Warspite Gardens, a quiet cul-de-sac on the new Manadon estate, is named after one of the most famous warships to have been launched at Devonport Dockyard.

It was on 26 November 1913, less than a year before the Great War began, that the Queen Elizabeth-class battleship slipped into the Hamoaze.

In 1916 she was a participant in the Battle of Jutland, it was the first and, as it transpired, the largest engagement in her colourful 34-year career.  Hit fifteen times, she came close to sinking, but survived and managed to limp back to Rosyth and undergo repairs.

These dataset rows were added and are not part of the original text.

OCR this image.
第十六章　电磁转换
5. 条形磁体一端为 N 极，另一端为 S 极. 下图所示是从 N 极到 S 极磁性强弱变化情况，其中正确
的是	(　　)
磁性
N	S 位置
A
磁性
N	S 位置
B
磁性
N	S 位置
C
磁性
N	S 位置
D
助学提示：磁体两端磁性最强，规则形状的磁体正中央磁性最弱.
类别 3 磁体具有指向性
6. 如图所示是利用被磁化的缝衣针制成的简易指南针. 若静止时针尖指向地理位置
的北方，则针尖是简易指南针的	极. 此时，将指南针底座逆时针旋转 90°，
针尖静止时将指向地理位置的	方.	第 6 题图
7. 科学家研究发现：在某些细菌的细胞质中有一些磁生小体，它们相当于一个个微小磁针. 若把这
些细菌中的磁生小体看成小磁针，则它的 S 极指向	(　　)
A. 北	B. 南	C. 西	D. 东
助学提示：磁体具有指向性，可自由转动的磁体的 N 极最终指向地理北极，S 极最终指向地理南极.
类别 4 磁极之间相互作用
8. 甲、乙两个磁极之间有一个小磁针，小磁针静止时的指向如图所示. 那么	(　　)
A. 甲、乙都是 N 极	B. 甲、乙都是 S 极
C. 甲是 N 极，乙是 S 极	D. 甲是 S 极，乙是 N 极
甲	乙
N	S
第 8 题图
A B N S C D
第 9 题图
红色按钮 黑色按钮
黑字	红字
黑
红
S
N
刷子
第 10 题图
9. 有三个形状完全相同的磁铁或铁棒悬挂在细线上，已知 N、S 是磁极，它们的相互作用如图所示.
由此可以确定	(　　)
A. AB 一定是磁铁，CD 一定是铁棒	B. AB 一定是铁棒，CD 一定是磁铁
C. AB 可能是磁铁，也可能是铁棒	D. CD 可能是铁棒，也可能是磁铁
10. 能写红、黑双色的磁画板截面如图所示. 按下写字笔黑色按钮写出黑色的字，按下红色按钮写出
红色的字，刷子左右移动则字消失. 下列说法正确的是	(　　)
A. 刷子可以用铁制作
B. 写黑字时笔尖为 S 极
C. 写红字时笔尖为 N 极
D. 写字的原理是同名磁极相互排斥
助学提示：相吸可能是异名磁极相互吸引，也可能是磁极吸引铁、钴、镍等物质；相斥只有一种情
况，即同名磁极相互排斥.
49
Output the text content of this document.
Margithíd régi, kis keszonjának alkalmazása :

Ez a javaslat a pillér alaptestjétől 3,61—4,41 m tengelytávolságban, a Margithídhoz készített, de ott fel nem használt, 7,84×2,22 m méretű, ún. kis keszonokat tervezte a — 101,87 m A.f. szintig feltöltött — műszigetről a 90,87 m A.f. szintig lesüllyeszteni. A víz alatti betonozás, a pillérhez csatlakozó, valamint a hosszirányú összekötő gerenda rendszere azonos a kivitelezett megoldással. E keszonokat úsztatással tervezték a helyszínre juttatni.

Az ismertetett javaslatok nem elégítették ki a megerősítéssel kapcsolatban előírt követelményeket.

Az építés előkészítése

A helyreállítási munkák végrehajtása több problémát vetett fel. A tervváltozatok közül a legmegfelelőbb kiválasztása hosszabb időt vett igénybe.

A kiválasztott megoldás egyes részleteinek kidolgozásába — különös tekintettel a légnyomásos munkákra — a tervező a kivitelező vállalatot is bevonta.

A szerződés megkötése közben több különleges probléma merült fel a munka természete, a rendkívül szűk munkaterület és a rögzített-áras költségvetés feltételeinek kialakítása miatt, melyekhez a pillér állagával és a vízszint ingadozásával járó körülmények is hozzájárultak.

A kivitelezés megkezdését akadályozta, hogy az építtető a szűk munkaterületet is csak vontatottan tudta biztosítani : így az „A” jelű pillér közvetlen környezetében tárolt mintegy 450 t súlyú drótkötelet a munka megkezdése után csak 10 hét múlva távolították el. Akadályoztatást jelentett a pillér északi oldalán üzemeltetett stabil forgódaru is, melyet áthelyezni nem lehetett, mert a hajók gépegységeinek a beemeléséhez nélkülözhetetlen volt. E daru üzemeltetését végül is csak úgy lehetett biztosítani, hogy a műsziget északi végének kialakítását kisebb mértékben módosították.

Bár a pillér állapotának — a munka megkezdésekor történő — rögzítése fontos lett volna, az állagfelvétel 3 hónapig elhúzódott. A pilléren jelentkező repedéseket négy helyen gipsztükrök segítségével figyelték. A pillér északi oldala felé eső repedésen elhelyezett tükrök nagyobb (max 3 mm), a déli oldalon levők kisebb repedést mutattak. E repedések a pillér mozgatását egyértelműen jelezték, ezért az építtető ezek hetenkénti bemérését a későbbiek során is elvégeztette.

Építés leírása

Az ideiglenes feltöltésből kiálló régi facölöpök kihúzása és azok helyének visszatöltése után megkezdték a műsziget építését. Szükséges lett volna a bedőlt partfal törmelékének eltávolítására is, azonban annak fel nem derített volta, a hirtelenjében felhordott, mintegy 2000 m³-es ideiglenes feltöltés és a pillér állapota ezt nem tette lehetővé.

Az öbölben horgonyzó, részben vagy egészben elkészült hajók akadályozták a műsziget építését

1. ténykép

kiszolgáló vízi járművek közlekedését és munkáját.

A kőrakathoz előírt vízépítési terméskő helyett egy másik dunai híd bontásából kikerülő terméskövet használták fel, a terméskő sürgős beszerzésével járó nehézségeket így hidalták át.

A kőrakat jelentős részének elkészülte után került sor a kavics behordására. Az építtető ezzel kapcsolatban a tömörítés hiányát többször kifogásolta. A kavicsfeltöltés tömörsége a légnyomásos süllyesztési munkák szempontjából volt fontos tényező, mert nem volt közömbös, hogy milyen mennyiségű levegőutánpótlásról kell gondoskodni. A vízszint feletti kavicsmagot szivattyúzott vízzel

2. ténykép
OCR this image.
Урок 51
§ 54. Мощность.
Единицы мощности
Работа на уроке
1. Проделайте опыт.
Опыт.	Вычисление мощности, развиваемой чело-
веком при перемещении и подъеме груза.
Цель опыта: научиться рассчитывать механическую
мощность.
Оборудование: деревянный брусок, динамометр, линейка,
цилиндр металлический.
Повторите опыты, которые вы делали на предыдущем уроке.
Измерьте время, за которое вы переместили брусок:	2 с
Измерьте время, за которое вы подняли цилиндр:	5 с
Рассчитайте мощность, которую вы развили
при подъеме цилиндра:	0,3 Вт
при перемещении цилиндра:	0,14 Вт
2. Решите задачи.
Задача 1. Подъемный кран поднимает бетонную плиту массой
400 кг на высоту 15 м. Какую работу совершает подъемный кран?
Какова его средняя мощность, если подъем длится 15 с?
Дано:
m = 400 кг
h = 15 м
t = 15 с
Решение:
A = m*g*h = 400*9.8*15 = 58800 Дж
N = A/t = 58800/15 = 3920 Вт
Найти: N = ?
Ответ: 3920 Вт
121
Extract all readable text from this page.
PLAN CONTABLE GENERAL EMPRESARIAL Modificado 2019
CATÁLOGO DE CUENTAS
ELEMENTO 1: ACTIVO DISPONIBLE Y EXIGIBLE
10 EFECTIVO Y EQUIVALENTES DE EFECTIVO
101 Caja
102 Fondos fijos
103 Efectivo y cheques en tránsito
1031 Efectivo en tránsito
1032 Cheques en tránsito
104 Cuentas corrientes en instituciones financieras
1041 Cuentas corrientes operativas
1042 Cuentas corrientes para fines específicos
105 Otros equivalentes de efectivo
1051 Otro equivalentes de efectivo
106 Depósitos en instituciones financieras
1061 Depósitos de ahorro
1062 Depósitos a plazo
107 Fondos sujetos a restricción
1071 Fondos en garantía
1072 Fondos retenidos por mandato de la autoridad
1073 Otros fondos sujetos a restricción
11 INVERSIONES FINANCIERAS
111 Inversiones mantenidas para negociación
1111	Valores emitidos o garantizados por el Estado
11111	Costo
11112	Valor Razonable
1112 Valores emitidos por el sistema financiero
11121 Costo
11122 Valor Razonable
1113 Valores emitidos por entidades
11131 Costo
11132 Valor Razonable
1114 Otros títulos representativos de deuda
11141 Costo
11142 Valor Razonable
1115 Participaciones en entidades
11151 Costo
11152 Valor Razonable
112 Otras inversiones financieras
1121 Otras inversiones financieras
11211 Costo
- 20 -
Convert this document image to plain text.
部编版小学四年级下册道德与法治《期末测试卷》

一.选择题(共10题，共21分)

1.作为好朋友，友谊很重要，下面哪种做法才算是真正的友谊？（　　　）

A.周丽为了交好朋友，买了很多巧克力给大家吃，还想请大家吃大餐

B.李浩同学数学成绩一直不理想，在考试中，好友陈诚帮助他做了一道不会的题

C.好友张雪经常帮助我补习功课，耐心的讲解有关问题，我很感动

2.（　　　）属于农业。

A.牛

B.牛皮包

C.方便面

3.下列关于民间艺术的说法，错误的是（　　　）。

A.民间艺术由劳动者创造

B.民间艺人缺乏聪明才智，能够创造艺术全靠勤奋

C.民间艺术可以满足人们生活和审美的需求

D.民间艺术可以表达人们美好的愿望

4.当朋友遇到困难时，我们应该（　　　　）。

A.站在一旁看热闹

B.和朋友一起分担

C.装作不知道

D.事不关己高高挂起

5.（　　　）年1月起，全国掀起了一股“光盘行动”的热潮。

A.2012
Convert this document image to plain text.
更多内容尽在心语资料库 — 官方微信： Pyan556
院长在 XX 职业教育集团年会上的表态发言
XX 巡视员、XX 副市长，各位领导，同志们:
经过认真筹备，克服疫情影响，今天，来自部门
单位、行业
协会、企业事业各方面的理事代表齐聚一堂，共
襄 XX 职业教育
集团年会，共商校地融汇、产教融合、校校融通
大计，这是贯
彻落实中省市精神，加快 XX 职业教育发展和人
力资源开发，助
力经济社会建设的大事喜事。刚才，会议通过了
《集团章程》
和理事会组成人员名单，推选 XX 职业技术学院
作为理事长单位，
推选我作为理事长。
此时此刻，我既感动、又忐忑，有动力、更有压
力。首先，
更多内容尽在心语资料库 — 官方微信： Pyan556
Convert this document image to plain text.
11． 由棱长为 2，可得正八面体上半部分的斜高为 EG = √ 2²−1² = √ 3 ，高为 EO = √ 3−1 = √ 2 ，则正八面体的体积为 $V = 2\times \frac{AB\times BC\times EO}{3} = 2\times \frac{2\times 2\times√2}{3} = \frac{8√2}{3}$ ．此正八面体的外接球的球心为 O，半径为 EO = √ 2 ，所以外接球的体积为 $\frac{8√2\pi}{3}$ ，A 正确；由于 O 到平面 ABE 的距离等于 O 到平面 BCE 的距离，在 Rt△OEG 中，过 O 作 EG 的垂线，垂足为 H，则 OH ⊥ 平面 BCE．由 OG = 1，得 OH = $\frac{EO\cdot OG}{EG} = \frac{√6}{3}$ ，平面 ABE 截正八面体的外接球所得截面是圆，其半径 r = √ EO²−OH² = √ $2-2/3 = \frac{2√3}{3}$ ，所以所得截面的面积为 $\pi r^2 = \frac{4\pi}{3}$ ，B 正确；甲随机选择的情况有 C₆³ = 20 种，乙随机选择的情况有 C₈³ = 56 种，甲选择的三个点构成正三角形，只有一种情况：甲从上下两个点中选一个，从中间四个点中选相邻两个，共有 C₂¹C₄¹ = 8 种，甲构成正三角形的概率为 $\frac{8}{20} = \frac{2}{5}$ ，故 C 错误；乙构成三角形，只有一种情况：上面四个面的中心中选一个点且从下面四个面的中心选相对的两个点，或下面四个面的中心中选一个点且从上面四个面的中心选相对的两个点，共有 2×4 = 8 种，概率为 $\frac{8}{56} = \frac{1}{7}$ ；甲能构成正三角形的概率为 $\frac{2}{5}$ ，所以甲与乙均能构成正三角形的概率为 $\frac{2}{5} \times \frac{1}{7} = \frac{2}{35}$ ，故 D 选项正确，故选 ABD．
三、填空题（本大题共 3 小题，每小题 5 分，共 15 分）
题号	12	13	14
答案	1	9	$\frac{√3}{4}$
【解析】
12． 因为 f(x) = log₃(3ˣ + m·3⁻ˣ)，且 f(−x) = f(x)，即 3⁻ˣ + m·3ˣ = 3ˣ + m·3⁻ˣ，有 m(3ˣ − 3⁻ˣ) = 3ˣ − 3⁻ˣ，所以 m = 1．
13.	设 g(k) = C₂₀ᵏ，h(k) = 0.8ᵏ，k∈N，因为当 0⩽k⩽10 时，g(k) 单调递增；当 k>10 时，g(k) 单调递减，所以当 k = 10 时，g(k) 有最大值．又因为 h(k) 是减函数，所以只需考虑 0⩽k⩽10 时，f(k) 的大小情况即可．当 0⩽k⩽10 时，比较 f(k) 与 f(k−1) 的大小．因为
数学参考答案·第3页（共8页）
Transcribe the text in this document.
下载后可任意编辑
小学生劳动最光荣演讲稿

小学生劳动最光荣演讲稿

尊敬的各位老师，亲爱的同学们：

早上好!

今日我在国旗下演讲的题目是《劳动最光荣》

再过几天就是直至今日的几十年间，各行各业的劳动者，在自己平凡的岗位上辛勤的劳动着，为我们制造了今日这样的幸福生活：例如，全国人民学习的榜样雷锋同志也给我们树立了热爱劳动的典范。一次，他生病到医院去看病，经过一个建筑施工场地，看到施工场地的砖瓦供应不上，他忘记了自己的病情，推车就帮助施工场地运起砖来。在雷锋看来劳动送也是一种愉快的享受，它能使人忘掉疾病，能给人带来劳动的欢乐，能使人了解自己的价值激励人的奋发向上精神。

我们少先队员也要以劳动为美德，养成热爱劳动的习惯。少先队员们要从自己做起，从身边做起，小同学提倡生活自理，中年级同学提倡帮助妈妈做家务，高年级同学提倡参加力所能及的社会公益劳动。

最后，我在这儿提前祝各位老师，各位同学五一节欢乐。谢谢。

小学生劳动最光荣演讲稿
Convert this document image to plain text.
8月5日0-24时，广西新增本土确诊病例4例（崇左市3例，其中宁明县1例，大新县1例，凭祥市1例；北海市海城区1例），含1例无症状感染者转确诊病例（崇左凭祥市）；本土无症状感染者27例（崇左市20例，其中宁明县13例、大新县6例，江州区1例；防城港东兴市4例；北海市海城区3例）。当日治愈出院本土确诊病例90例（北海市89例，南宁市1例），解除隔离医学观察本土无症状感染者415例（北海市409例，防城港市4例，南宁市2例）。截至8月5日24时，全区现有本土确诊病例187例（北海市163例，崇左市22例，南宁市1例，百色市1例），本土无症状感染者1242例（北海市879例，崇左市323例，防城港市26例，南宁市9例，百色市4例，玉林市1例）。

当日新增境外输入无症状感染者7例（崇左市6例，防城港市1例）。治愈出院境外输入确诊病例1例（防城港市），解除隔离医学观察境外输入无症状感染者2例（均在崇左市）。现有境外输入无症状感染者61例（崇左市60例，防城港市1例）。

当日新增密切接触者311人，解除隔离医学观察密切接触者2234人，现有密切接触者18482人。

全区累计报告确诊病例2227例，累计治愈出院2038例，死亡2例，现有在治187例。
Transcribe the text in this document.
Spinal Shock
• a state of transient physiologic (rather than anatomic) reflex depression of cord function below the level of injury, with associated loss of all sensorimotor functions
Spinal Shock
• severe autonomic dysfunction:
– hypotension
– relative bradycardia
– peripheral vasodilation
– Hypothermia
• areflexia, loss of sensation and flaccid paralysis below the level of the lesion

Twice refitted between the wars, Warspite was nicknamed ‘The Old Lady’ after a remark made by Admiral Andrew Brown Cunningham (‘ABC’) whose flag she flew in 1943.  She had by then already negotiated the Battle of Narvik, April 1940, Cape Matapan, March 1941 and Crete, May 1941, where she was again hit.  Struck by a German glider bomb during the landings at Solerno, she was once again taken to Rosyth for repairs.  In June 1944 she was deployed at Normandy where she acquired another of her impressive tally of fourteen battle honours.

Sold for scrap in 1947, Warspite, dogged by steering problems ever since Jutland, broke free of her anchor and went aground off Prussia Cove; she was famously scrapped in situ over the next three years.